2. Iman dalam Pangestu
Iman dalam ajaran Kebatinan Pangestu dirumuskan dengan gambaran
bahwa seorang beriman bersedia mendekati Tuhan dengan jalan menerima dan
melaksanakan ajaran Sang Guru Sejati yang yang terkandung dalam kitab
Sasangka Jati. Terbentuknya iman karena manusia menanggapi wahyu Sasangka
Jati dengan mengimani dan melaksanakannya.
Ajaran Sang Guru Sejati yang terkandung dalam kitab Sasangka Jati
adalah sebagai berikut: (a) Hasta Sila, (b) Paliwara (larangan-larangan), (c)
Gumelaring Dumadi (terbentangnya alam semesta), (d) Tunggal Sabda (satu
tujuan), (h) Panembahan (pemujaan). Yang akan dipaparkan secara singkat
sebagai berikut (Suwarno, 2005: 297-300):
a. Hasta Sila
Ajaran hasta sila atau panembahan batin delapan sila, sebagai jalan untuk
kembali bersatu dengan Tuhan Yang Maha Esa, dibagi menjadi dua bagian, yakni
Tri Sila dan Panca Sila. Tri Sila adalah panembahan hati dan cipta kepada Tuhan
Yang Maha Tunggal. Tri Sila terdiri atas: sadar (Eling), percaya (Piandel), dan
taat (Mituhu). Panca sila atau lima watak utama, terdiri dari: rela, narima,
jujur,sabar, dan budi luhur. b. Paliwara
Paliwara adalah pokok larangan Tuhan kepada manusia. Pokok larangan
ada lima macam, yaitu:
1) Jangan menyembah selain kepada Allah.
2) Berhati-hatilah dalam hal syahwat.
3) Jangan makan atau mempergunakan makanan yang memudahkan rusaknya
badan jasmani.
4) Taatilah undang-undang negara dan peraturannya.
5) Jangan berselisih.
c. Gumelaring Dumadi
Gumelaring Dumadi berisi penjelasan tentang terjadinya dunia besar atau
seperti manusia, hewan, tumbuh-tumbuhan, para dewa dan makluk halus seperti
jin, setan.
d. Tunggal Sabda
Tunggal Sabda mengandung arti bahwa baik Kitab Suci Al-quran, maupun
Kitab Suci Injil, demikian juga kitab Sasangka Jati, ketiga-tiganya merupakan
sabda tunggal atau tunggal sabda, dalam arti sama-sama sabda dari Tuhan Allah.
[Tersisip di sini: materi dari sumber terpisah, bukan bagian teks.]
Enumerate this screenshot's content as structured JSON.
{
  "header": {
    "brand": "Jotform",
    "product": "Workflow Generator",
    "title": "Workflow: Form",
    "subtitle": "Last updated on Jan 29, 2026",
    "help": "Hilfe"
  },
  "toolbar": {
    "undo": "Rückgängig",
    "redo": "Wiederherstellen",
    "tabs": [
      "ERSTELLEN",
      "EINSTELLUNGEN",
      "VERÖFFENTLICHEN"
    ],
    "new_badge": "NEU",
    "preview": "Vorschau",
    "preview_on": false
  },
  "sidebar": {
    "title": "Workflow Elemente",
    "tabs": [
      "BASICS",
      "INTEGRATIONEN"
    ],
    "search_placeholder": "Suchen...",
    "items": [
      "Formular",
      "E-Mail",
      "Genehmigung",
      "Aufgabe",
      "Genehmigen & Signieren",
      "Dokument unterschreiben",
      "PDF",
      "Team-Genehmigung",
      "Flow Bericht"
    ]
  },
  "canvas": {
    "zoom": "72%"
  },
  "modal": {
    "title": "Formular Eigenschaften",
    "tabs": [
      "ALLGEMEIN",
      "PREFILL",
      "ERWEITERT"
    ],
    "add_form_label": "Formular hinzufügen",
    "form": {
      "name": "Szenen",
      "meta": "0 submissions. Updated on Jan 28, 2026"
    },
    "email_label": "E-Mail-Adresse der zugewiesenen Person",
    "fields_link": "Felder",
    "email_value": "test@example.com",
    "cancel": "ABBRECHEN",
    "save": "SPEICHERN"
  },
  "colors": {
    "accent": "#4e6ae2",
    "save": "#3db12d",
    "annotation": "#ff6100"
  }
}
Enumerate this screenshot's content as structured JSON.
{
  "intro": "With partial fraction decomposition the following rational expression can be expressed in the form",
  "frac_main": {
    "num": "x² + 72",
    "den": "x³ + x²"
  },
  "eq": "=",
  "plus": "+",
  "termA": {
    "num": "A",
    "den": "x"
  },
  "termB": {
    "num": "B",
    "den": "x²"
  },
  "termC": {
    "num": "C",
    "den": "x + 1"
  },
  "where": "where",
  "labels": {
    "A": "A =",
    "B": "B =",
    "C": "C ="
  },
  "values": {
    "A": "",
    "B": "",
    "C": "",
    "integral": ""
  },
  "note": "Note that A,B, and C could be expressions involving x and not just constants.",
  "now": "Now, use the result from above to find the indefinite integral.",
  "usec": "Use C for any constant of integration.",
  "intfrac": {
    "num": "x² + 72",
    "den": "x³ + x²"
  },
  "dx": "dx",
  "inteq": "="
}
Islam dan Kristen adalah agama besar, keduanya mempunyai nabi dan rasul, yaitu
Nabi Muhammad dan Nabi Isa. Sementara itu Pangestu menyatakan diri bukan
agama dan tidak akan mendirikan agama baru. Pangestu juga tidak mempunyai
nabi dan rasul yang hidup ditengah-tengah masyarakat. Sementara R. Sunarto
sendiri mengaku hanya sebagai “siswa” Suksma Sejati dan menyebut dirinya
hanya sebagai warana (perantara ) sabda.
e. Jalan Rahayu
Jalan rahayu berarti jalan selamat, yaitu jalan utama untuk mencapai makna
petunjuk dalam hasta sila, terdiri dari lima ajaran sebagai berikut:
1) Pahugeran Tuhan kepada hamba, sebagai dasar kepercayaan.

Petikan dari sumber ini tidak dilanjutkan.